Le capteur de pression est placé dans un faux palet. Il est réalisé avec une membrane souple sur laquelle est collée une jauge d'extensométrie (cf. figure 3). La variation de pression fait bouger la membrane et donc déforme la jauge qui renvoie le signal de variation de pression.


Les signaux issus de ces deux capteurs vont être traités par une interface (cf. figure 4). On obtiendra deux sortes de traitement

Le tout est ensuite modulé et filtré pour obtenir un son contenant un message émotionnel

Il est à noter que la parole est traitée uniquement avec deux capteurs de mouvement. L'émission de son n'est pas nécessaire pour le Synthétiseur Vocal, c'est l'un de ses principaux avantages.

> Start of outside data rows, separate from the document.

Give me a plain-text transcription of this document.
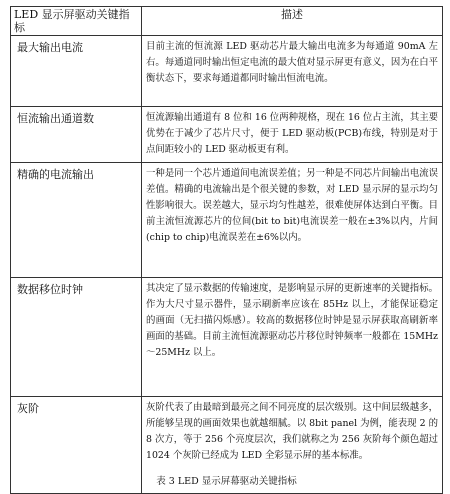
LED 显示屏驱动关键指标	描述
最大输出电流	目前主流的恒流源 LED 驱动芯片最大输出电流多为每通道 90mA 左右。每通道同时输出恒定电流的最大值对显示屏更有意义，因为在白平衡状态下，要求每通道都同时输出恒流电流。
恒流输出通道数	恒流源输出通道有 8 位和 16 位两种规格，现在 16 位占主流，其主要优势在于减少了芯片尺寸，便于 LED 驱动板(PCB)布线，特别是对于点间距较小的 LED 驱动板更有利。
精确的电流输出	一种是同一个芯片通道间电流误差值；另一种是不同芯片间输出电流误差值。精确的电流输出是个很关键的参数，对 LED 显示屏的显示均匀性影响很大。误差越大，显示均匀性越差，很难使屏体达到白平衡。目前主流恒流源芯片的位间(bit to bit)电流误差一般在±3%以内，片间(chip to chip)电流误差在±6%以内。
数据移位时钟	其决定了显示数据的传输速度，是影响显示屏的更新速率的关键指标。作为大尺寸显示器件，显示刷新率应该在 85Hz 以上，才能保证稳定的画面（无扫描闪烁感）。较高的数据移位时钟是显示屏获取高刷新率画面的基础。目前主流恒流源驱动芯片移位时钟频率一般都在 15MHz～25MHz 以上。
灰阶	灰阶代表了由最暗到最亮之间不同亮度的层次级别。这中间层级越多，所能够呈现的画面效果也就越细腻。以 8bit panel 为例，能表现 2 的 8 次方，等于 256 个亮度层次，我们就称之为 256 灰阶每个颜色超过 1024 个灰阶已经成为 LED 全彩显示屏的基本标准。
表 3 LED 显示屏幕驱动关键指标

III. APPLICATIONS DU SYNTHETISEUR


1. Situations possibles

Elles se trouvent dans tous les domaines où le son manque ou est insuffisant pour comprendre les messages vocaux.

2. Apprentissage

Toutes ces applications nécessitent un apprentissage actif des utilisateurs pour plusieurs raisons. Il faut tout d'abord initialiser le système et calibrer l'interface en fonction des pressions buccales et des positions des lèvres dues aux différentes émotions. Mais aussi il faut réapprendre à coder ses émotions à l'aide de notre système. Le processus de production du langage va être modifié. En effet la production d'un message verbal, qui implique le passage d'un certain "contenu mental" à un énoncé articulé met aussi en jeu des opérations spécifiques. Le processus de production possède en effet l'importante caractéristique de reposer sur une activité de planification. En fonction du but visé, le locuteur doit déterminer le contenu global de ce qu'il va dire et l'ordre dans lequel il va présenter les éléments de son message. Il doit aussi en programmer la formulation en prévoyant le cadre syntaxique et les unités lexicales qui vont le constituer. Cela impose différents types de sélections telles que le choix de la modalité de l'énoncé (assertion, interrogation, exclamation ...) ou le choix des mots.

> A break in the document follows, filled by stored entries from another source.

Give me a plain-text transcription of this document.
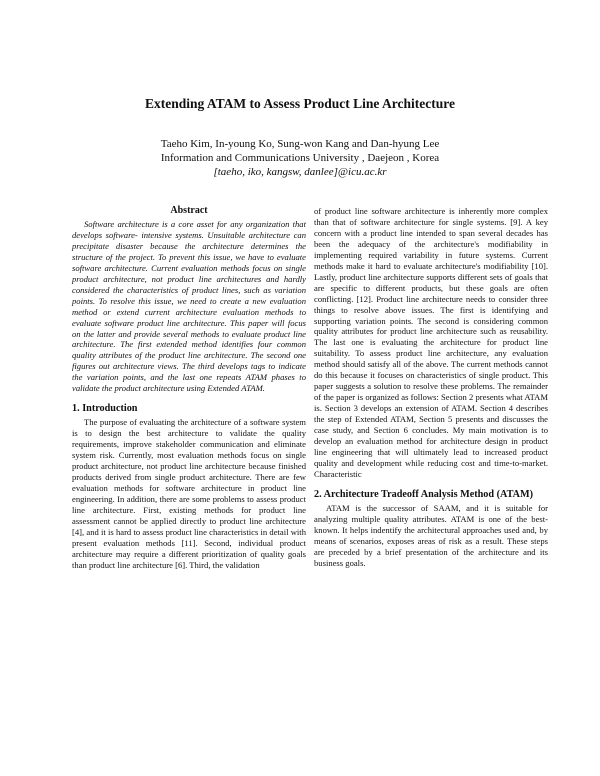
Extending ATAM to Assess Product Line Architecture

Taeho Kim, In-young Ko, Sung-won Kang and Dan-hyung Lee

Information and Communications University , Daejeon , Korea

[taeho, iko, kangsw, danlee]@icu.ac.kr

Abstract

Software architecture is a core asset for any organization that develops software- intensive systems. Unsuitable architecture can precipitate disaster because the architecture determines the structure of the project. To prevent this issue, we have to evaluate software architecture. Current evaluation methods focus on single product architecture, not product line architectures and hardly considered the characteristics of product lines, such as variation points. To resolve this issue, we need to create a new evaluation method or extend current architecture evaluation methods to evaluate software product line architecture. This paper will focus on the latter and provide several methods to evaluate product line architecture. The first extended method identifies four common quality attributes of the product line architecture. The second one figures out architecture views. The third develops tags to indicate the variation points, and the last one repeats ATAM phases to validate the product architecture using Extended ATAM.

1. Introduction

The purpose of evaluating the architecture of a software system is to design the best architecture to validate the quality requirements, improve stakeholder communication and eliminate system risk. Currently, most evaluation methods focus on single product architecture, not product line architecture because finished products derived from single product architecture. There are few evaluation methods for software architecture in product line engineering. In addition, there are some problems to assess product line architecture. First, existing methods for product line assessment cannot be applied directly to product line architecture [4], and it is hard to assess product line characteristics in detail with present evaluation methods [11]. Second, individual product architecture may require a different prioritization of quality goals than product line architecture [6]. Third, the validation

of product line software architecture is inherently more complex than that of software architecture for single systems. [9]. A key concern with a product line intended to span several decades has been the adequacy of the architecture's modifiability in implementing required variability in future systems. Current methods make it hard to evaluate architecture's modifiability [10]. Lastly, product line architecture supports different sets of goals that are specific to different products, but these goals are often conflicting. [12]. Product line architecture needs to consider three things to resolve above issues. The first is identifying and supporting variation points. The second is considering common quality attributes for product line architecture such as reusability. The last one is evaluating the architecture for product line suitability. To assess product line architecture, any evaluation method should satisfy all of the above. The current methods cannot do this because it focuses on characteristics of single product. This paper suggests a solution to resolve these problems. The remainder of the paper is organized as follows: Section 2 presents what ATAM is. Section 3 develops an extension of ATAM. Section 4 describes the step of Extended ATAM, Section 5 presents and discusses the case study, and Section 6 concludes. My main motivation is to develop an evaluation method for architecture design in product line engineering that will ultimately lead to increased product quality and development while reducing cost and time-to-market. Characteristic

2. Architecture Tradeoff Analysis Method (ATAM)

ATAM is the successor of SAAM, and it is suitable for analyzing multiple quality attributes. ATAM is one of the best-known. It helps indentify the architectural approaches used and, by means of scenarios, exposes areas of risk as a result. These steps are preceded by a brief presentation of the architecture and its business goals.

Or en l'absence de son, ce processus inconscient est beaucoup modifié. Avec notre Synthétiseur Vocal, ce processus sera en partie rétabli, il y aurait, en fait, la formation d'un circuit parallèle qui aboutirait au même résultat (la production d'une phrase ) mais par des chemins différents. Le fait de pouvoir communiquer avec le monde extérieur va modifier, pour le muet, sa vision du monde.

3. Dans le futur

A l'avenir, on pourrait voir une généralisation du synthétiseur vocal à tout le monde. Les personnes seraient équipées d'un émetteur-récepteur avec une petite oreillette. L'interface pourrait être portée à la ceinture (donc personnelle) ou alors il pourrait y avoir seulement une grosse interface collective qui traiterait tous les signaux du quartier. La puissance de l'émetteur pourrait être liée avec la distance visuelle maximum de reconnaissance d'une personne (environ 500 m). Il n'y aurait plus besoin de crier pour se faire entendre.


CONCLUSION

Nous avons vu dans ce projet comment l'homme arrivait à s'exprimer et les principaux organes nécessaires à la prononciation d'une phrase avec un contenu émotionnel. Nous avons découvert que les indices émotionnels se trouvaient dans la prosodie et les façons de mesurer ces indices, souvent difficilement accessibles. Nous avons également énoncé le moyen d'améliorer les systèmes de synthèse vocale à qui l'on reprochait de reconstituer une voix trop hachée, mécanique, avec l'insertion des indices prosodiques dans les interfaces de traitement du signal. L'étude des applications possibles du Synthétiseur Vocal a montré qu'il pouvait servir à beaucoup de personnes, du plongeur aux handicapés et voire, dans le futur, à tout le monde, sans oublier la nécessité d'apprendre le fonctionnement de l'appareil et de créer un phénomène d'accoutumance.

Le Synthétiseur Vocal permet de créer une voix artificielle semblable à celle de l'homme.